En la última novela del filósofo Ferran Sáez (La otra hipótesis, publicada por la nueva editorial Eclecta: atención a su catálogo) se plantea un futuro donde la gente se acoge a un Límite Vital Voluntario, porque la longevidad puede llegar a superar los ciento cincuenta años. El libro, que nos llena la cabeza de inquietudes y preguntas, muestra un futuro donde todas las utopías se han cumplido, hasta el punto de que el romance social es indiscernible de una perpetua sensación de pesadilla ensuciadora. Quizás la felicidad humana completa, en caso de conseguirse, haría pared con la idiocia más absoluta, o con un estado de ataraxia atónita, ya muy parecido a la espiritualidad que desprenden las nuevas formas de tecnología, como la IA. Sáez describe un mundo ganado en todas las pérdidas, pero al mismo tiempo nos hace habitar una desesperanza que, al contrario de lo que prescribían los estoicos, no es la felicidad, sino una forma de angustia que abole los límites entre las épocas.

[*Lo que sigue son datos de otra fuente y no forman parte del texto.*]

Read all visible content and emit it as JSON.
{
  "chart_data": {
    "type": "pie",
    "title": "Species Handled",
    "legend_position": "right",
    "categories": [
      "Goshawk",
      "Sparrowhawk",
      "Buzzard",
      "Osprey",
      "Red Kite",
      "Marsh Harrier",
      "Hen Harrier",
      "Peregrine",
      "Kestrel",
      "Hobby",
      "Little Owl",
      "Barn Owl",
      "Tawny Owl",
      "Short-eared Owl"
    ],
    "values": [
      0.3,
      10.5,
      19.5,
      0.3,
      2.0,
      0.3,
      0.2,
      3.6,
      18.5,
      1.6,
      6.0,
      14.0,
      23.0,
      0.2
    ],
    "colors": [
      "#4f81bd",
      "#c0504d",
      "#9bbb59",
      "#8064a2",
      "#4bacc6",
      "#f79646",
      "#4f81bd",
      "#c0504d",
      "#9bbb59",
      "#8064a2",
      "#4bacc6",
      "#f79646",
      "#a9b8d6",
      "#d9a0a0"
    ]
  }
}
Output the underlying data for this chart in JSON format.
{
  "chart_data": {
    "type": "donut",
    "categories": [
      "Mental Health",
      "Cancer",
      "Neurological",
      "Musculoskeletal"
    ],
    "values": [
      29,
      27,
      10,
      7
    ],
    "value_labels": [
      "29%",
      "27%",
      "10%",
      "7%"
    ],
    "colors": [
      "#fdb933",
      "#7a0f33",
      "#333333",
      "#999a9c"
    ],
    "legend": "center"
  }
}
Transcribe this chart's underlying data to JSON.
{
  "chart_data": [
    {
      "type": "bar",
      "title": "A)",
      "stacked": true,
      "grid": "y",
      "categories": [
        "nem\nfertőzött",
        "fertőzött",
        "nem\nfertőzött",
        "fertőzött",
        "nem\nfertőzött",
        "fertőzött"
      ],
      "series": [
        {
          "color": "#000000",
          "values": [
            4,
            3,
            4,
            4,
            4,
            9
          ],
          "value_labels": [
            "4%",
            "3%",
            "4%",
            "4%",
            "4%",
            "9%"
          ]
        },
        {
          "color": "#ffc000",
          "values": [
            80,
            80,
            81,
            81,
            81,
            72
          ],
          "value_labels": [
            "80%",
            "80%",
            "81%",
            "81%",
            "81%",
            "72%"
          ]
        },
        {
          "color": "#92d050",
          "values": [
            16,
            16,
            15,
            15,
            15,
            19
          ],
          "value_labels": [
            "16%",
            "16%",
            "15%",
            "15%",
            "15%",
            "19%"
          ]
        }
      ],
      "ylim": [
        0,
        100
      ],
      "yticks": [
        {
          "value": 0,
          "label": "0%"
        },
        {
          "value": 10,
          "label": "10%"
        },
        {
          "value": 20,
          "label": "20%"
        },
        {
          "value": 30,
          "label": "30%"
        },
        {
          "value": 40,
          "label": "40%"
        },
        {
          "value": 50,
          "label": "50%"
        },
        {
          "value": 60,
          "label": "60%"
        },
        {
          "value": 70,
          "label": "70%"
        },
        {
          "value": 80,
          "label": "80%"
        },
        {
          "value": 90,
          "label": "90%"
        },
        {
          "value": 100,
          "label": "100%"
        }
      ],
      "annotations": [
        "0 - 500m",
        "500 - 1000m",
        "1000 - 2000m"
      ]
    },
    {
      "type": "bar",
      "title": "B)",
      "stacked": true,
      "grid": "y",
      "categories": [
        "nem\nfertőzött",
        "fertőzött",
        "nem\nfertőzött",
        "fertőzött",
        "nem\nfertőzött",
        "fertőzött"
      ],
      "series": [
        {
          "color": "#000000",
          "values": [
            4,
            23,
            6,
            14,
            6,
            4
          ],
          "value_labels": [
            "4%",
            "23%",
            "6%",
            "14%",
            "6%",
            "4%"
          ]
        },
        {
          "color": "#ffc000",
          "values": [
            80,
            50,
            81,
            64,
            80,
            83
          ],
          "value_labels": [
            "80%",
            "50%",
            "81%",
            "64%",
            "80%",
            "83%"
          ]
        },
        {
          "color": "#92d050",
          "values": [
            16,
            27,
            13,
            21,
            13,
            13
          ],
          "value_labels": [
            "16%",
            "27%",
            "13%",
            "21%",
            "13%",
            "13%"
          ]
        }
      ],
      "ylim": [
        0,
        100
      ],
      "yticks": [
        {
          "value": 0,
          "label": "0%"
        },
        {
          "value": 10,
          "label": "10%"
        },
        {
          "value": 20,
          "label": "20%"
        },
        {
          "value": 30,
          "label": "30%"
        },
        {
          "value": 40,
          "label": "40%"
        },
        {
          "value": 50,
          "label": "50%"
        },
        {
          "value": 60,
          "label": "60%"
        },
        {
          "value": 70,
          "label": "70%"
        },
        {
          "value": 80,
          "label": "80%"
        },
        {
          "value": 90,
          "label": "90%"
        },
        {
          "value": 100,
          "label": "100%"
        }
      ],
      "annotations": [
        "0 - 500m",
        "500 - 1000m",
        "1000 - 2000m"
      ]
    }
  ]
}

No sé si un proyecto de vida digna debe hacernos vivir tantos y tantos años; no sé si conviene perpetuarse durante décadas en una silla, sin sendero ni otra conciencia que la de un reptil o de una aspidistra. No es que la inmortalidad nos la pueda dar la IA (convirtiéndonos en datos locuaces y póstumas), es que la IA acabará teniendo más vida que nosotros, o al menos más ganas de hablar. "Nosotros vivimos porque la muerte nos imagina", dijo el poeta Pere Antoni Pons. El panorama es otro: miles de ancianos que, como los jóvenes, viven una vida simulada, un presente perpetuamente apático, sin alegría ni conocimiento, o sin otra novedad real que el aire que todavía se respira.